Parker steuerte sein hochbeiniges Monstrum in eine Hochgarage und war durchaus zufrieden, als der Morris ihm folgte, der inzwischen dichter aufgeschlossen hatte. Der Butler erkannte zwei Männer, die sich angeregt miteinander unterhielten und es darauf anlegten, einen unverdächtigen Eindruck zu machen.

Parker drückte den Knopf für den Parkschein, wartete, bis die automatisch arbeitende Sperrschranke sich hob und fuhr dann über die Wendelrampe hinauf zum zweiten Parkdeck.

Dann gab er allerdings sehr viel Gas, brauste durch das Deck und wischte über die zweite Wendel wieder nach unten.

»Darf ich Mylady zumuten, sich ein wenig abzuducken?« fragte er seine Herrin.

»Soll ich mich auf den Boden legen?« erkundigte sie sich.

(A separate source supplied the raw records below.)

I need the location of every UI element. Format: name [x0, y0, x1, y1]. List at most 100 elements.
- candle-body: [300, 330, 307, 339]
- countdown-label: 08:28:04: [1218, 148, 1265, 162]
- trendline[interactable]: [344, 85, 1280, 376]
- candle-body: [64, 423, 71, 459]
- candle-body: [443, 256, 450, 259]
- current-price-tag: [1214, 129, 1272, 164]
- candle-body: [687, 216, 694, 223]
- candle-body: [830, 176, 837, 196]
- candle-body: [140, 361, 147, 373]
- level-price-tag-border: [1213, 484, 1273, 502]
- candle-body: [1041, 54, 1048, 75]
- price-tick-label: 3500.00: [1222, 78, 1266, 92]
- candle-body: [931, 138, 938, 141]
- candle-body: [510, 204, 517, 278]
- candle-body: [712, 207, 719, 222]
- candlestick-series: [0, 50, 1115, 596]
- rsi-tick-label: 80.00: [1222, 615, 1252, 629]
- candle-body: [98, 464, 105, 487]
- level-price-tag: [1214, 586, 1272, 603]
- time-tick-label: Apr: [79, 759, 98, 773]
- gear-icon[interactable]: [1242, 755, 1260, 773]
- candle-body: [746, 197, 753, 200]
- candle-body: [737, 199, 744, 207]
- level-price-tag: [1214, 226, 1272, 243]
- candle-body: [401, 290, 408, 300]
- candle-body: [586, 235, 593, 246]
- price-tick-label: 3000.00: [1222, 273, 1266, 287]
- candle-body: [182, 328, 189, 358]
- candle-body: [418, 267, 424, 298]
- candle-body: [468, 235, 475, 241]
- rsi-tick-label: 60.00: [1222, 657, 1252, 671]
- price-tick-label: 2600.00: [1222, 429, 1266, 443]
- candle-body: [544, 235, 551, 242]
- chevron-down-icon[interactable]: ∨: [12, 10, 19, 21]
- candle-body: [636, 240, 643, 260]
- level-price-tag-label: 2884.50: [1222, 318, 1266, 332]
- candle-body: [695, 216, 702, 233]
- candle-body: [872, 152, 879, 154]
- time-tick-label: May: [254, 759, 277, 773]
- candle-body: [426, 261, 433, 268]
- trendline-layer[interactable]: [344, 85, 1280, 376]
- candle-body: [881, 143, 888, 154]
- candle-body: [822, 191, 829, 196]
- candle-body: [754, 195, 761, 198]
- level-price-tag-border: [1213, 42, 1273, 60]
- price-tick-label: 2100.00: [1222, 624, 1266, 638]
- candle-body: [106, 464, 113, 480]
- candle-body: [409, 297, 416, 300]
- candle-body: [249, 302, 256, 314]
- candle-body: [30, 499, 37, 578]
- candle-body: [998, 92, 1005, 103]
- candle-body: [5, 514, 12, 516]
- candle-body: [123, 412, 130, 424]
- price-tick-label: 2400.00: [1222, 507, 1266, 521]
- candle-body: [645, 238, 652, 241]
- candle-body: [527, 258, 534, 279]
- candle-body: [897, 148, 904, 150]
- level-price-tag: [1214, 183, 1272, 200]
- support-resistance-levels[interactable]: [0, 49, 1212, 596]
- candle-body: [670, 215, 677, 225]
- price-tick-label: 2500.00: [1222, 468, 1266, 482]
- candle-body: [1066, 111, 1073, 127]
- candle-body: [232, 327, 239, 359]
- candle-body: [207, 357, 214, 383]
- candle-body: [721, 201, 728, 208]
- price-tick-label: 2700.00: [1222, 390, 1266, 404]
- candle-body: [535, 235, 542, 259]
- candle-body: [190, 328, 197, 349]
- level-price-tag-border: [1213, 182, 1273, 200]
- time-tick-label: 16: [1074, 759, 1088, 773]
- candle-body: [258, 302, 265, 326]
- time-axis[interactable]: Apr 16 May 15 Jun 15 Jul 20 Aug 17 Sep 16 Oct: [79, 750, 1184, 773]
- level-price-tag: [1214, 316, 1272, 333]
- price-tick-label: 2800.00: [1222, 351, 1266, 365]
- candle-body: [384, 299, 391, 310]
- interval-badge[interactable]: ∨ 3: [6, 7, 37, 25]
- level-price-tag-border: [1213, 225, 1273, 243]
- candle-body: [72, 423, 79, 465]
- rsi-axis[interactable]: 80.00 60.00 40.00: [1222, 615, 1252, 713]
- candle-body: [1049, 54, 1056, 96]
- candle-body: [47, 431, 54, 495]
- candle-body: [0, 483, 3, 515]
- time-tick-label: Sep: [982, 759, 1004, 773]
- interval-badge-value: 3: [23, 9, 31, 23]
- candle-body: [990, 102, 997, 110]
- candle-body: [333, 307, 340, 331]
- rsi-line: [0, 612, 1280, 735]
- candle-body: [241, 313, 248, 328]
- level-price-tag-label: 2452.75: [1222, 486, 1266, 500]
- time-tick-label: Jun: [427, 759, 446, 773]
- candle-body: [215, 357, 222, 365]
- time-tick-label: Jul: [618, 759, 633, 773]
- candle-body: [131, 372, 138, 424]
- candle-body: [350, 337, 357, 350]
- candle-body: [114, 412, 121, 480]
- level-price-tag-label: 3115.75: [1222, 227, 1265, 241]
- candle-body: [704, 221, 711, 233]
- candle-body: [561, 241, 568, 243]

»Die Sitzpolster dürften schon durchaus reichen, Mylady.«

»Wenn schon, denn schon!« Agatha Simpson rollte sich zur Seite und ging in volle Deckung. Als Parker am Kassenschalter stand und den Grundpreis bezahlte, erschien hinter dem hochbeinigen Monstrum ein Ford, in dem eine kinderreiche Familie saß. Erst dahinter war wieder der Morris zu sehen.

Der Beifahrer stieg aus.

Er war ganz eindeutig der Meinung, Parker habe Lady Simpson oben auf dem zweiten Parkdeck abgesetzt. Der Mann hastete zurück und zwängte sich an nachfolgenden Wagen vorbei zurück nach oben. Er wollte den Anschluß nicht verlieren und glaubte wohl, Mylady sei vom Parkdeck aus mit dem Fahrstuhl hinunter in das angrenzende Kaufhaus gefahren.

Vor Parker hob sich die Sperrschranke.

Er fuhr an und sah, daß die Schranke sich hinter ihm wieder senkte, wie es sich für solch eine Schranke eben gehörte. Der Fordfahrer mit der großen und kinderreichen Familie folgte.

Parker sorgte für eine Vollsperrung.

Er hatte das Wagenfenster auf seiner Seite heruntergekurbelt und griff in die Tasche seines schwarzen Zweireihers. Er holte eine Handvoll Münzen hervor und ließ sie auf die Betonrampe fallen.

Sie hüpften neckisch umher, rollten durcheinander und waren nicht zu übersehen.

Die Kinder im Ford reagierten wie erwartet.

Während ihr Vater noch zahlte, hüpften auch sie, nämlich aus dem Wagen. Sie rannten nach vorn und betätigten sich als Sammler. Sie spürten verbissen jeder Geldmünze nach und hielten den ganzen Betrieb auf.